The Bank of China (BOC), which merged its ten Hong Kong operating units last October to form Bank of China (Hong Kong), in anticipation of a joint New York and Hong Kong listing, may scrap plans for a full New York listing to reduce regulatory complexity, according to an underwriting source.

"We are not working with the idea of dual listing in Hong Kong and New York anymore," said the anonymous source. It's possible that the long-running investigation into the BOC's New York branch, which led to the replacement of Wang Xuebing, BOC's President, by new intendant Liu Mingkang, and a fine of US$20m from US and Hong Kong authorities in January, has complicated the BOC's listing preparations in New York.

BOC wants the initial public offering of its Hong Kong operations, a deal estimated to be worth US$4 billion to US$5 billion, to be completed this year; but to meet its schedule, Bank of China (Hong Kong) may have to confine the stock sale to investors willing to take shares denominated in Hong Kong dollars.

Liu Mingkang said yesterday: "The Bank of China (HK) is preparing its listing by dealing with non-performing assets, co-ordinating internal and external management and inviting strategic investors." Unlike his predecessor, Mr Liu is said to have been energetic in addressing corporate governance issues inside the bank. Four of the 13 directors of the new banks's board are independent, and two Western board-level advisers attend meetings, which are said to be held in English. One of the new directors is Chee-chen Tung, brother of the SAR's Chief Executive.

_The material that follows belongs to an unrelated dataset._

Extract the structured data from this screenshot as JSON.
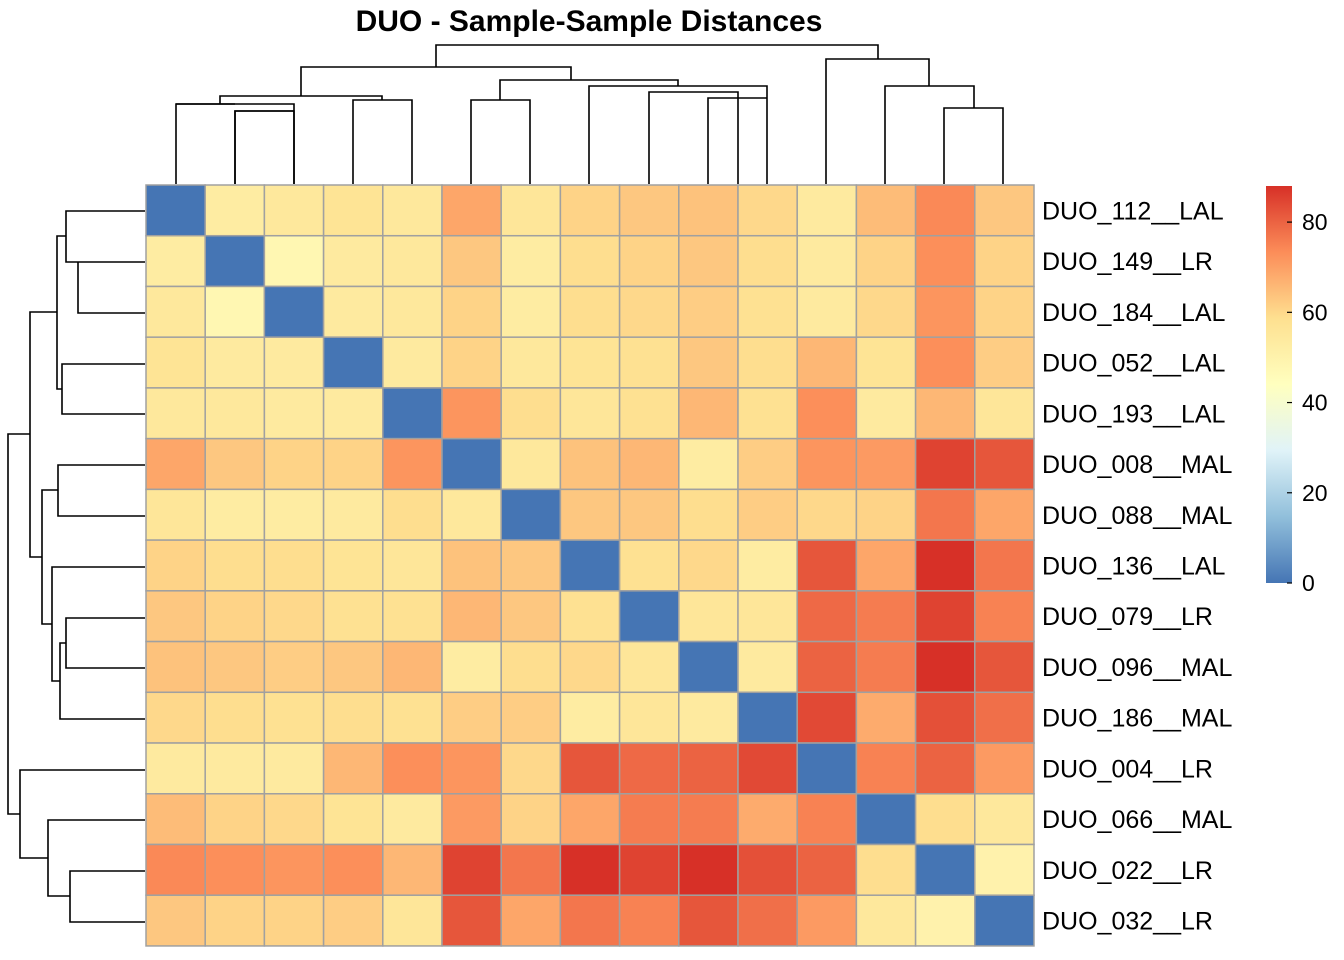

Investors however may be concerned about how Bank of China (Hong Kong) will reduce its non-performing loan ratio and maintain strong credit quality. Non-performing loans stood at 9.9% of total advances to customers at the end of October, more than double the Hong Kong average.

The merger between the Hong Kong branch of the BOC and nine other BOC units created Hong Kong's second largest bank, with HK$820 billion (US$105 billion) in assets putting it in second place behind HSBC with HK$1.71 trillion. Pretax profit at the units rose to HK$5.05bn (US$647m) in the six months through June 30 2001. The bank said about 10.5%, or $36.9bn of loans were bad at the end of June, down from 15.3% a year earlier.